C’est désormais officiel : Viv Ansanm, coalition de gangs armés sévissant dans la capitale haïtienne, figure depuis le 2 mai 2025 sur la liste noire du Bureau de contrôle des avoirs étrangers (OFAC), une branche du Département du Trésor américain. Désignée comme organisation terroriste transnationale à caractère criminel, cette entité rejoint ainsi les rangs des groupes internationaux jugés dangereux pour la sécurité mondiale.
La mesure, fondée sur l’Executive Order 13224, modifié par le décret 13886, entraîne un gel des avoirs de tous les individus et entités liés au groupe, une exclusion du système financier américain, et des sanctions contre tout acteur collaborant, même indirectement, avec cette nébuleuse criminelle.
Mais si la communauté internationale salue un geste ferme et attendu, il n’en reste pas moins qu’il soulève un paradoxe de taille : en criminalisant officiellement l’un des réseaux armés les plus influents du pays, cette désignation pourrait aussi accentuer le repli d’Haïti sur elle-même.
Voilà un an que la gouvernance du pays est confiée à un Conseil Présidentiel de Transition. Un an de promesses, de discussions, de voyages, de dépenses pour aucun résultat concret. Les gangs ont étendu leur contrôle, les zones de non-droit se sont multipliées, et les pertes territoriales se sont aggravées.
Les citoyennes et citoyens n’ont vu ni amélioration de leur sécurité, ni éclaircie sur le plan institutionnel. Le pouvoir transitoire, censé restaurer la confiance et poser les bases d’un retour à la stabilité, semble se perdre dans des querelles internes pendant que le pays s’enfonce.
Depuis novembre 2024, plusieurs compagnies aériennes américaines, dont American Airlines et JetBlue, ont suspendu leurs vols à destination de Port-au-Prince, après qu’un appareil commercial a été la cible de tirs dans l’espace aérien haïtien. Depuis, le transport aérien international vers Haïti est fortement réduit, impactant aussi bien les affaires, l’aide humanitaire que les déplacements personnels.
L’inscription de Viv Ansanm sur la liste des entités terroristes risque d’enfoncer davantage le clou. En effet les partenaires commerciaux et les bailleurs de fonds internationaux sont désormais exposés à un risque juridique en cas de lien, même involontaire, avec des territoires ou personnes influencés par le groupe.
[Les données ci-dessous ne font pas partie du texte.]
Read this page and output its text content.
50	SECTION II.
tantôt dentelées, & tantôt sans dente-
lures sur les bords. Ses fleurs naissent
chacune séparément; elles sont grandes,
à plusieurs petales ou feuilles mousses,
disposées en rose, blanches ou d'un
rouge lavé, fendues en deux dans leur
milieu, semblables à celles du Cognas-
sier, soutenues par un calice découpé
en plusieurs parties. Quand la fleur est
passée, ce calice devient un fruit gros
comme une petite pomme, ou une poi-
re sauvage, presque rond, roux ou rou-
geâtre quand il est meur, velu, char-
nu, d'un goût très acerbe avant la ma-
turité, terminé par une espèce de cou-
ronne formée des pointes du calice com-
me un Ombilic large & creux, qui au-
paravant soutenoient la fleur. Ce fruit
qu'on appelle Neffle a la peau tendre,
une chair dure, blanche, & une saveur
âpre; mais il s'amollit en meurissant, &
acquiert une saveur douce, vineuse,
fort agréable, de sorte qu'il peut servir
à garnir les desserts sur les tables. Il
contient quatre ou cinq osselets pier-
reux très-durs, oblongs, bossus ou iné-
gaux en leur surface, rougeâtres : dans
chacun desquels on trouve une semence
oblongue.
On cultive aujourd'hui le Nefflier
Dans ces conditions, même les rares compagnies encore actives pourraient revoir leur position.
Autre conséquence attendue : un ralentissement supplémentaire de l’activité économique. Déjà fragilisé par l’insécurité, le secteur privé haïtien peine à survivre. Avec la désignation terroriste de Viv Ansanm, les institutions financières seront encore plus réticentes à opérer dans ou avec Haïti, redoutant des sanctions de l’OFAC.
Dans un pays dépendant à la fois des transferts de la diaspora et de l’aide étrangère, les effets pourraient être dramatiques : retards dans les transactions bancaires, annulation de programmes d’aide, et blocage de projets logistiques touchant directement les populations vulnérables.
Cette décision pourrait aussi refroidir certains alliés d’Haïti, dont le FMI, la Banque mondiale ou encore des ONG, qui pourraient être contraintes de revoir leurs modalités d’intervention pour se prémunir contre tout contact involontaire avec des zones ou réseaux contrôlés par Viv Ansanm.
En d’autres termes, la volonté légitime d’affaiblir les gangs pourrait, paradoxalement, fragiliser encore davantage l’État haïtien et son tissu économique déjà précaire, si des solutions alternatives ne sont pas simultanément mises en place.
La désignation de Viv Ansanm comme entité terroriste par les États-Unis marque une étape symbolique forte dans la lutte contre les violences qui rongent Haïti. Mais elle illustre aussi un dilemme tragique : comment assainir un territoire gangrené sans plonger davantage un peuple dans l’isolement, la pauvreté et la dépendance humanitaire ?
Une question que devront désormais affronter non seulement les autorités haïtiennes, mais aussi les alliés du pays, appelés à conjuguer fermeté sécuritaire et soutien stratégique.